Have you ever looked at something and seen it all of a sudden completely different?
I sit in my snow room (which is like a sun room, but in Indiana it has snow outside more than sun) daily. It’s my favorite room to drink morning coffee and wake up for the day. As things have slowly winded down with our Spoonful Studio and the days of it closing are nearing, I have found myself with more and more free time.
One day, I was sitting there and looking at the same mantel that I have every other morning but I asked myself, “when did that turn yellow?” I noticed the stain had yellowed and it now looked dirty and old. I realized that as my mind was being freed up from running a business- it all of a sudden had margin to process other things.
It was such a cool moment to mentally process the margin I was working hard to find-I was finding. If you listened to Matt and I share why we are closing our non-profit Spoonful Studio, you heard that wearing all the hats felt like I had 5 full time jobs. I was working nights and weekends, and I desperately needed to be freed up to be more present at home (physically and mentally) to my fast growing kids.
So, here I am now remembering how creativity is a muscle. It needs space and time to heal, play and grow just like any other muscle. Below are a few very real life pictures of the mess my snow room had become with the busyness of life and my over crowded brain…
I love to work on our house. It is part of how this blog began 14 years ago, by sharing my projects with all of you. Yet, as running an art studio took over my time, I have found I have not worked on or done a project on our house in a long, long time.
Side Rant: Our houses don’t have to have the latest trend or constant projects, but I do believe our houses should be a safe place. I want my house to breathe rest, peace, and love to my family and those who visit. We all know that messes, piles, un-attended decisions can lead to more stress or tension, which is in conflict to what we want our houses to represent. Part of finding margin in my days was to make our home more peaceful as well, which for me is attacking some of the projects.

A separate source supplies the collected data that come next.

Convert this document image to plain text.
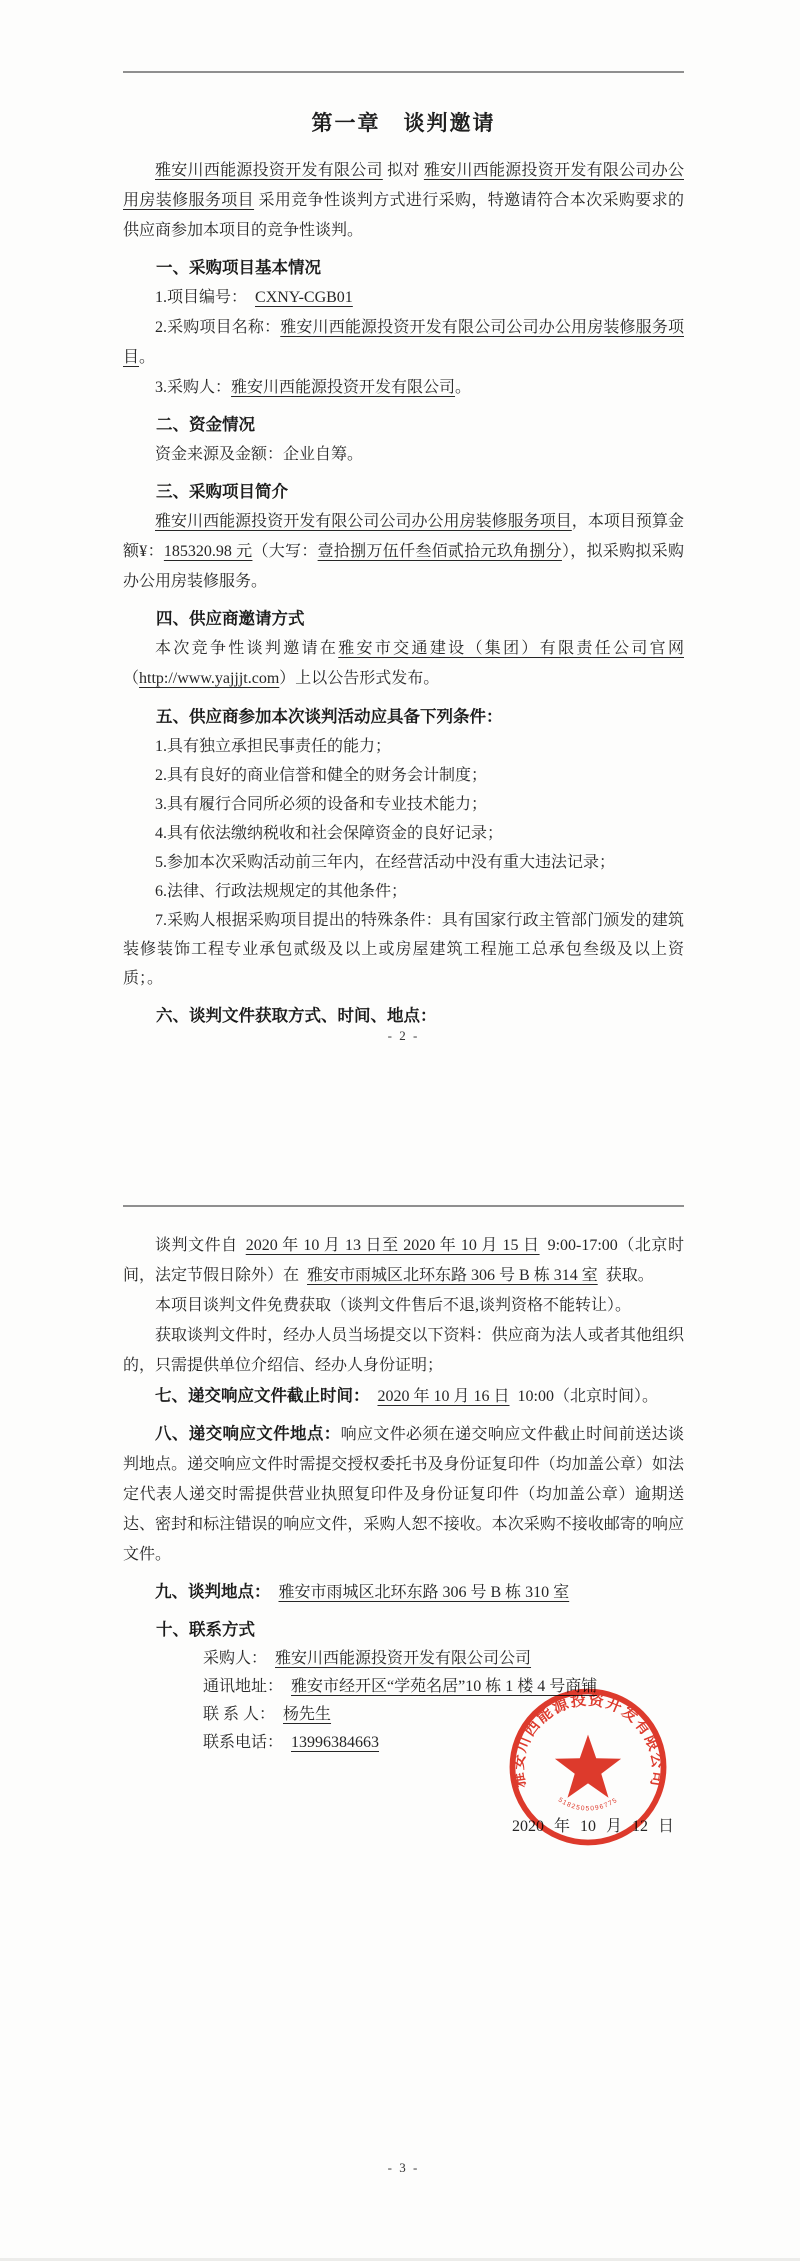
第一章　谈判邀请

雅安川西能源投资开发有限公司 拟对 雅安川西能源投资开发有限公司办公用房装修服务项目 采用竞争性谈判方式进行采购，特邀请符合本次采购要求的供应商参加本项目的竞争性谈判。

一、采购项目基本情况

1.项目编号： CXNY-CGB01

2.采购项目名称：雅安川西能源投资开发有限公司公司办公用房装修服务项目。

3.采购人：雅安川西能源投资开发有限公司。

二、资金情况

资金来源及金额：企业自筹。

三、采购项目简介

雅安川西能源投资开发有限公司公司办公用房装修服务项目，本项目预算金额¥：185320.98 元（大写：壹拾捌万伍仟叁佰贰拾元玖角捌分），拟采购拟采购办公用房装修服务。

四、供应商邀请方式

本次竞争性谈判邀请在雅安市交通建设（集团）有限责任公司官网（http://www.yajjjt.com）上以公告形式发布。

五、供应商参加本次谈判活动应具备下列条件：

1.具有独立承担民事责任的能力；

2.具有良好的商业信誉和健全的财务会计制度；

3.具有履行合同所必须的设备和专业技术能力；

4.具有依法缴纳税收和社会保障资金的良好记录；

5.参加本次采购活动前三年内，在经营活动中没有重大违法记录；

6.法律、行政法规规定的其他条件；

7.采购人根据采购项目提出的特殊条件：具有国家行政主管部门颁发的建筑装修装饰工程专业承包贰级及以上或房屋建筑工程施工总承包叁级及以上资质；。

六、谈判文件获取方式、时间、地点：

- 2 -

谈判文件自 2020 年 10 月 13 日至 2020 年 10 月 15 日 9:00-17:00（北京时间，法定节假日除外）在 雅安市雨城区北环东路 306 号 B 栋 314 室 获取。

本项目谈判文件免费获取（谈判文件售后不退,谈判资格不能转让）。

获取谈判文件时，经办人员当场提交以下资料：供应商为法人或者其他组织的，只需提供单位介绍信、经办人身份证明；

七、递交响应文件截止时间： 2020 年 10 月 16 日 10:00（北京时间）。

八、递交响应文件地点：响应文件必须在递交响应文件截止时间前送达谈判地点。递交响应文件时需提交授权委托书及身份证复印件（均加盖公章）如法定代表人递交时需提供营业执照复印件及身份证复印件（均加盖公章）逾期送达、密封和标注错误的响应文件，采购人恕不接收。本次采购不接收邮寄的响应文件。

九、谈判地点： 雅安市雨城区北环东路 306 号 B 栋 310 室

十、联系方式

采购人： 雅安川西能源投资开发有限公司公司

通讯地址： 雅安市经开区“学苑名居”10 栋 1 楼 4 号商铺

联 系 人： 杨先生

联系电话： 13996384663

2020 年 10 月 12 日
雅安川西能源投资开发有限公司
5182505096775
- 3 -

What began as “I’m going to paint that mantel” led to…painting the walls, painting the trim, painting the doors, ripping up the carpet, staining the concrete, panting the handles on a chest of drawers, washing the curtains, and reorganizing some games we pull out regularly in this room. Here are a few pictures of my process.

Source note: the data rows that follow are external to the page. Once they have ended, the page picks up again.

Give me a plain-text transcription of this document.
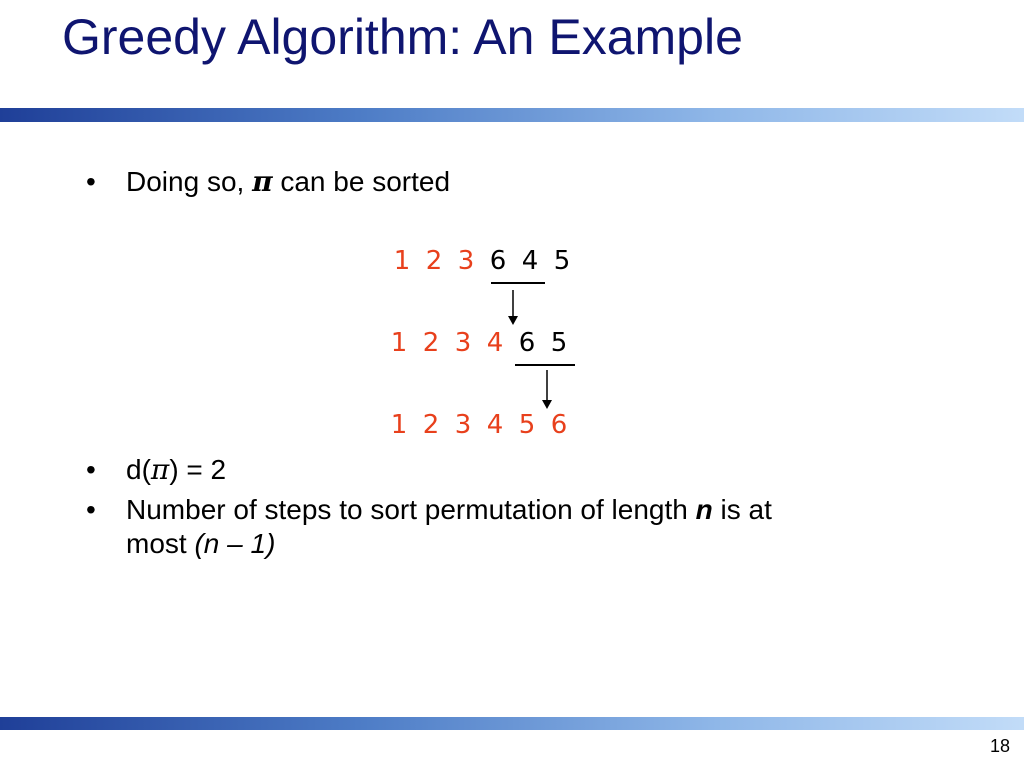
Greedy Algorithm: An Example
• Doing so, π can be sorted
1 2 3 6 4 5
1 2 3 4 6 5
1 2 3 4 5 6
• d(π) = 2
• Number of steps to sort permutation of length n is at
most (n – 1)
18
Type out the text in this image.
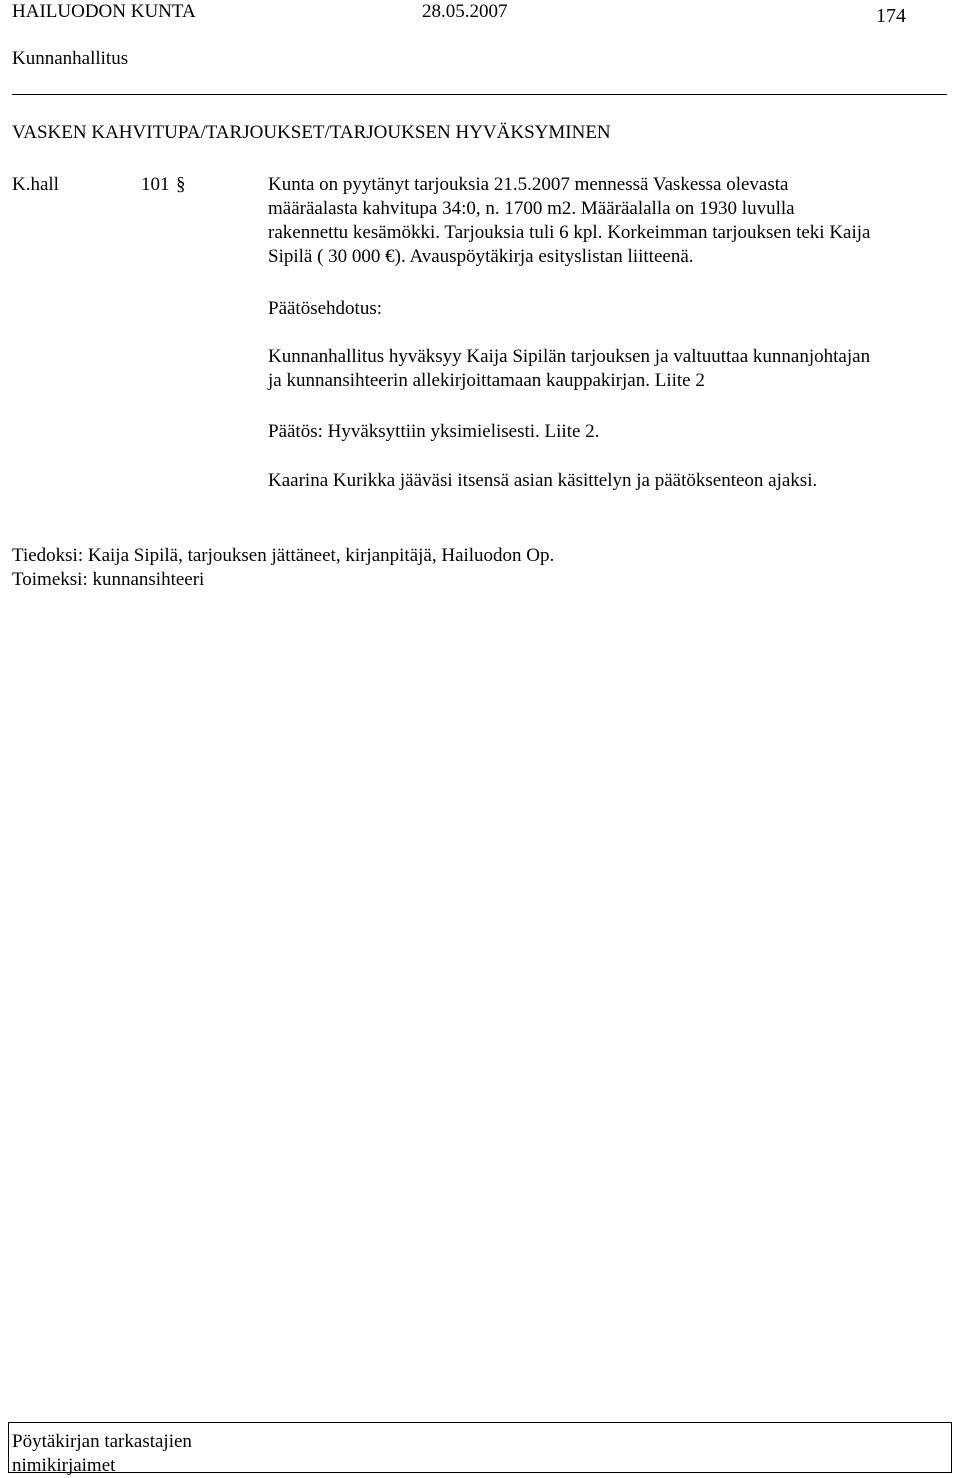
HAILUODON KUNTA	28.05.2007	174
Kunnanhallitus
VASKEN KAHVITUPA/TARJOUKSET/TARJOUKSEN HYVÄKSYMINEN
K.hall	101 §	Kunta on pyytänyt tarjouksia 21.5.2007 mennessä Vaskessa olevasta
määräalasta kahvitupa 34:0, n. 1700 m2. Määräalalla on 1930 luvulla
rakennettu kesämökki. Tarjouksia tuli 6 kpl. Korkeimman tarjouksen teki Kaija
Sipilä ( 30 000 €). Avauspöytäkirja esityslistan liitteenä.
Päätösehdotus:
Kunnanhallitus hyväksyy Kaija Sipilän tarjouksen ja valtuuttaa kunnanjohtajan
ja kunnansihteerin allekirjoittamaan kauppakirjan. Liite 2
Päätös: Hyväksyttiin yksimielisesti. Liite 2.
Kaarina Kurikka jääväsi itsensä asian käsittelyn ja päätöksenteon ajaksi.
Tiedoksi: Kaija Sipilä, tarjouksen jättäneet, kirjanpitäjä, Hailuodon Op.
Toimeksi: kunnansihteeri
Pöytäkirjan tarkastajien
nimikirjaimet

This room isn’t very big, so I did half the room at a time. Whichever half was not getting worked on, kept all the furniture piled up.
What I found as I created was I was super rusty. I stepped in the can of paint and literally spilt almost an entire gallon.

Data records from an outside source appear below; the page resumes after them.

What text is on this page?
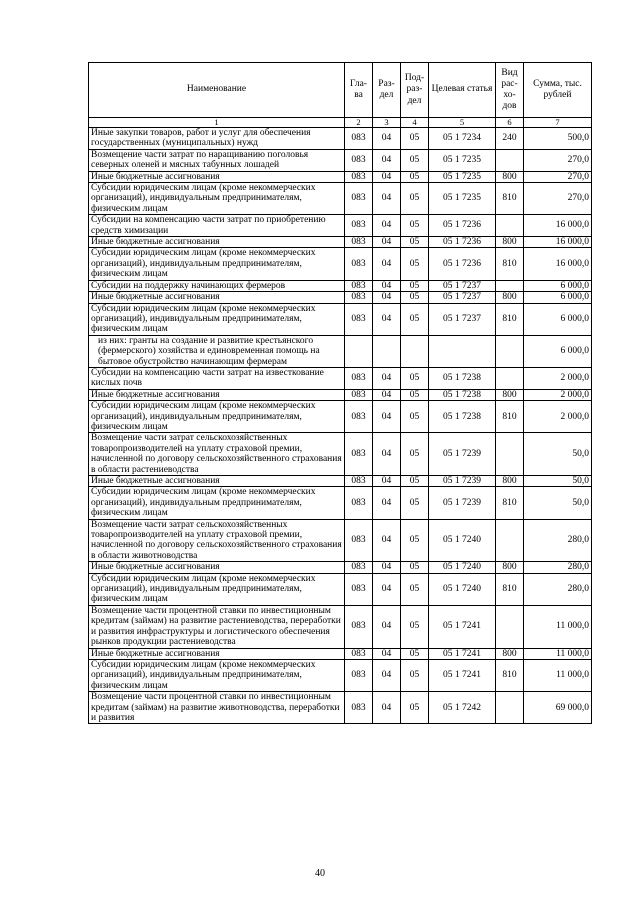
Наименование	Гла-ва	Раз-дел	Под-раз-дел	Целевая статья	Вид рас-хо-дов	Сумма, тыс. рублей
1	2	3	4	5	6	7
Иные закупки товаров, работ и услуг для обеспечения государственных (муниципальных) нужд	083	04	05	05 1 7234	240	500,0
Возмещение части затрат по наращиванию поголовья северных оленей и мясных табунных лошадей	083	04	05	05 1 7235		270,0
Иные бюджетные ассигнования	083	04	05	05 1 7235	800	270,0
Субсидии юридическим лицам (кроме некоммерческих организаций), индивидуальным предпринимателям, физическим лицам	083	04	05	05 1 7235	810	270,0
Субсидии на компенсацию части затрат по приобретению средств химизации	083	04	05	05 1 7236		16 000,0
Иные бюджетные ассигнования	083	04	05	05 1 7236	800	16 000,0
Субсидии юридическим лицам (кроме некоммерческих организаций), индивидуальным предпринимателям, физическим лицам	083	04	05	05 1 7236	810	16 000,0
Субсидии на поддержку начинающих фермеров	083	04	05	05 1 7237		6 000,0
Иные бюджетные ассигнования	083	04	05	05 1 7237	800	6 000,0
Субсидии юридическим лицам (кроме некоммерческих организаций), индивидуальным предпринимателям, физическим лицам	083	04	05	05 1 7237	810	6 000,0
из них: гранты на создание и развитие крестьянского (фермерского) хозяйства и единовременная помощь на бытовое обустройство начинающим фермерам						6 000,0
Субсидии на компенсацию части затрат на известкование кислых почв	083	04	05	05 1 7238		2 000,0
Иные бюджетные ассигнования	083	04	05	05 1 7238	800	2 000,0
Субсидии юридическим лицам (кроме некоммерческих организаций), индивидуальным предпринимателям, физическим лицам	083	04	05	05 1 7238	810	2 000,0
Возмещение части затрат сельскохозяйственных товаропроизводителей на уплату страховой премии, начисленной по договору сельскохозяйственного страхования в области растениеводства	083	04	05	05 1 7239		50,0
Иные бюджетные ассигнования	083	04	05	05 1 7239	800	50,0
Субсидии юридическим лицам (кроме некоммерческих организаций), индивидуальным предпринимателям, физическим лицам	083	04	05	05 1 7239	810	50,0
Возмещение части затрат сельскохозяйственных товаропроизводителей на уплату страховой премии, начисленной по договору сельскохозяйственного страхования в области животноводства	083	04	05	05 1 7240		280,0
Иные бюджетные ассигнования	083	04	05	05 1 7240	800	280,0
Субсидии юридическим лицам (кроме некоммерческих организаций), индивидуальным предпринимателям, физическим лицам	083	04	05	05 1 7240	810	280,0
Возмещение части процентной ставки по инвестиционным кредитам (займам) на развитие растениеводства, переработки и развития инфраструктуры и логистического обеспечения рынков продукции растениеводства	083	04	05	05 1 7241		11 000,0
Иные бюджетные ассигнования	083	04	05	05 1 7241	800	11 000,0
Субсидии юридическим лицам (кроме некоммерческих организаций), индивидуальным предпринимателям, физическим лицам	083	04	05	05 1 7241	810	11 000,0
Возмещение части процентной ставки по инвестиционным кредитам (займам) на развитие животноводства, переработки и развития	083	04	05	05 1 7242		69 000,0
40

I then went to shake the gallon of cement stain and the lid wasn’t on all the way. Stain went flying on my freshly painted trim and walls. I wasn’t even mad though. I felt alive.
As I have been finding more time available in my days, I have done yard work, read and felt rest filtering into my new routines. I was doing things I enjoy, but have not had time to do in a long time. Yet, I did not feel completely like myself. When you change what you have worked so hard to build and have a lot of identity wrapped up in it, I am sure it takes a lot of time to deconstruct and process all the feelings and experiences just lived. Getting messy with paint was one of the first moments I have felt so alive and like ‘Erica’ once again. I needed to create and dive into the process myself.
It didn’t matter that it got worse before it got better.
It didn’t matter that I was rusty and “messed up” a lot along the way.
I was creating, and my heart needed it.
This room reminded me that creating is a muscle and it needs practice and margin to grow. We can’t live extremely stressful and busy lives and expect to come up with our best ideas, most creative dreams, and to see everyday things differently. Just like athletes need to rest after a big game, our brains, souls and creative spirits need to recharge as well.
It took quitting my job to find margin to see this room in a new way and imagine how I could keep my favorite bohemian, colorful vibe but breath new life into it.
For laughs and because it makes me smile, I did leave a hidden footprint in the cement. It’s a reminder to make time to play with paint and not to take anything too serious.
What about you? Do you need to create margin in your life? You may not need to go as extreme as I did with changing up your career. You can form a new habit by switching out an old one.
Go for an evening walk after dinner.
Get off social media, if you can. I did, but that will be another post.
Make a no laptop or phone spot in your house so you unplug.
Sit on the patio, as the day turns into night, being with the people around you.
Tell a few close people what you’re going through. It matters.
We only have one life. I am encouraged how one of my favorite writers, Bob Goff, said “he choose the life he wanted and placed work around it- rather than choosing a job and trying to squeeze a life into it.”
I will always look fondly back on the times Spoonful Studio was open and the powerful work I got to do with it. Yet, I need more life. I want to enjoy my kids and have time to let creativity grow. Because we all know, I believe a Spoonful of Imagination leads to a more beautiful life.
To see more of my room remodel, Caleb created this quick video for me to share with all of you!
Lynn Mercer says
Thanks for sharing this Rtica! Once again, you blow me away with your wisdom and grace. I still want to be like you when I grow up!! I’d love to claim a bit of that margin and get to see you in person sometime!! So happy to get yo watch and learn from your journey!!
Erica Deuel says
Awwww Thank you Lynn!! You are always so encouraging!!!